Fix an issue with the last level cache values on Linux running on certain AMD Processors by mrsharm · Pull Request #108492 · dotnet/runtime

Fixes: #76290

Problem Details

We recently discovered an issue that affects Unix based VMs where we are taking the host’s (as opposed to the VM’s) for certain AMD processor's last level cache size to be used in the GetLogicalProcessorCacheSizeFromOS call to discern the gen0 budget for both WKS and SVR. This is because sysconf, the method we first try in GetLogicalProcessorCacheSizeFromOS, gets us the last level cache of the host machine as opposed to the fallback code path that reads the value of /sys/devices/system/cpu/cpu0/cache/index{LastLevelCache}/size. Consequently, the gen0 budgets are significantly different between Unix VMs and Windows using certain AMD processors on the same machine and the further implication of this is that we are probably setting much larger value than expected for the Gen0 budget for the GC running on Unix based VMs.

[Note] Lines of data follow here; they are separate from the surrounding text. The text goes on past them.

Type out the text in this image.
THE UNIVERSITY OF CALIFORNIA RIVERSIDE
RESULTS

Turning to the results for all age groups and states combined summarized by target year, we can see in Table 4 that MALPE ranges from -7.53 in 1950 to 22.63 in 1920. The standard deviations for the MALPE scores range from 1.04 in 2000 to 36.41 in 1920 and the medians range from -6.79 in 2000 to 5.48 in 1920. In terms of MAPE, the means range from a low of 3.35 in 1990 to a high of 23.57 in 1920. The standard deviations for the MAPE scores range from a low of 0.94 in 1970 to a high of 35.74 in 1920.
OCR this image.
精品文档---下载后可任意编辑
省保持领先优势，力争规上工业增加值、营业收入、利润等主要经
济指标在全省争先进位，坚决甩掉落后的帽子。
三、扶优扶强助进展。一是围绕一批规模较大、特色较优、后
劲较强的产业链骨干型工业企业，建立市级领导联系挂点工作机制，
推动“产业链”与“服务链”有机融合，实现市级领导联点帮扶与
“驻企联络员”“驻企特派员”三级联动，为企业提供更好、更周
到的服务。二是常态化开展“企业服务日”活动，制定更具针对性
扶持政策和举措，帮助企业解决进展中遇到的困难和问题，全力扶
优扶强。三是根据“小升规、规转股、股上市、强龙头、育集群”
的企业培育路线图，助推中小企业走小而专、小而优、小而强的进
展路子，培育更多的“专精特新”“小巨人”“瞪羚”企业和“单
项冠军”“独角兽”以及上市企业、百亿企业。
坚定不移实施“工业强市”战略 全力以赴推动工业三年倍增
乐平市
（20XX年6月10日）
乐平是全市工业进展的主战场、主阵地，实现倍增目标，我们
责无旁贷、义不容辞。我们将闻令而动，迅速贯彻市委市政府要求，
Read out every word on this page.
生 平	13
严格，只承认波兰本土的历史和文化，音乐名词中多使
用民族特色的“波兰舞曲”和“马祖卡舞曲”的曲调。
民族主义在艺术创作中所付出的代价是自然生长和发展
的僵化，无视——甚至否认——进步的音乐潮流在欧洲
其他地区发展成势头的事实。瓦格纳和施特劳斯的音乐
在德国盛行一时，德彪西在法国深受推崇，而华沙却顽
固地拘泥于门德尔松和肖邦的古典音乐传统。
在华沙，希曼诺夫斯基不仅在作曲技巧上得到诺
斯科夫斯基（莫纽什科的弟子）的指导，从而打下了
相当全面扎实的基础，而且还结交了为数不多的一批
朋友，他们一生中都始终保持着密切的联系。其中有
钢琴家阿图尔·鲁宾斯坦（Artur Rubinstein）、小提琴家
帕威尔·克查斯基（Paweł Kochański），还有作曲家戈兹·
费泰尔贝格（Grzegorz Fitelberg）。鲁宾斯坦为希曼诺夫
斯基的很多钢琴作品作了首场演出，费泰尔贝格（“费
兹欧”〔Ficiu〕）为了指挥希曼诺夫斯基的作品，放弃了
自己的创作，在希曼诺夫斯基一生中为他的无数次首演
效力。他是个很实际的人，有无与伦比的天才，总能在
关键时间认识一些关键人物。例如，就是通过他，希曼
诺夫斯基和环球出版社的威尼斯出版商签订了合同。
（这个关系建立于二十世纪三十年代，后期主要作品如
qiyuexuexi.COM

The details from my v16 CPU based DevBox with an AMD EPYC 7763 64 Core Processor running Ubuntu 22.04.3 via WSL are as follows:

  • sysconf returns the last cache size (L3) for the host machine (AMD EPYC™ 7763 – specs are here) as 256 MB.
    • Can be repro’d on the command line using:
      getconf -a | grep “LEVEL3_CACHE_SIZE” => LEVEL3_CACHE_SIZE 268435456
  • Reading /sys/devices/system/cpu/cpu0/cache/index3/size returns 32 MiB, the same as the result from GetLogicalProcessorCacheSizeFromOS from Windows that calls GetLogicalProcessorInformation function (sysinfoapi.h) - Win32 apps | Microsoft Learn.
    • Can be repro’d on the command line using lscpu => L3: 32 MiB (1 instance)

How To Check for the Issue

  1. Get sysconf output: getconf -a | grep "LEVEL"
  2. The full output of lscpu
  3. Check if the L3 (or if available, L4) cache size is the same from sysconf and that from lscpu.
  4. If the values are different, the issue exists.

Solution

  • By default, with no configuration changes, first try to read in the cache information from sysfs and if that fails, fall back to the heuristic we use to compute the value for the ARM* cases.
  • A new configuration DOTNET_GCCacheSizeFromSysConf can be set to 1 to revert to the current behavior i.e., using sysconf to obtain the last level cache.

Performance Testing

Ran with the following GCPerfSim configurations for SVR: -tc 28 -tagb 100 -tlgb 0 -lohar 0-pohar 0 -sohsr 100-4000 -lohsr 102400-204800 -pohsr 100-204800 -sohsi 0 -lohsi 0 -pohsi 0 -sohpi 0 -lohpi 0 -sohfi 0 -lohfi 0 -pohfi 0 -allocType reference -testKind time

image

Metric Not With SysConf With SysConf
Peak Heap Size (MB) 339.458 2656.194
% Pause Time in GC 39.0 7.7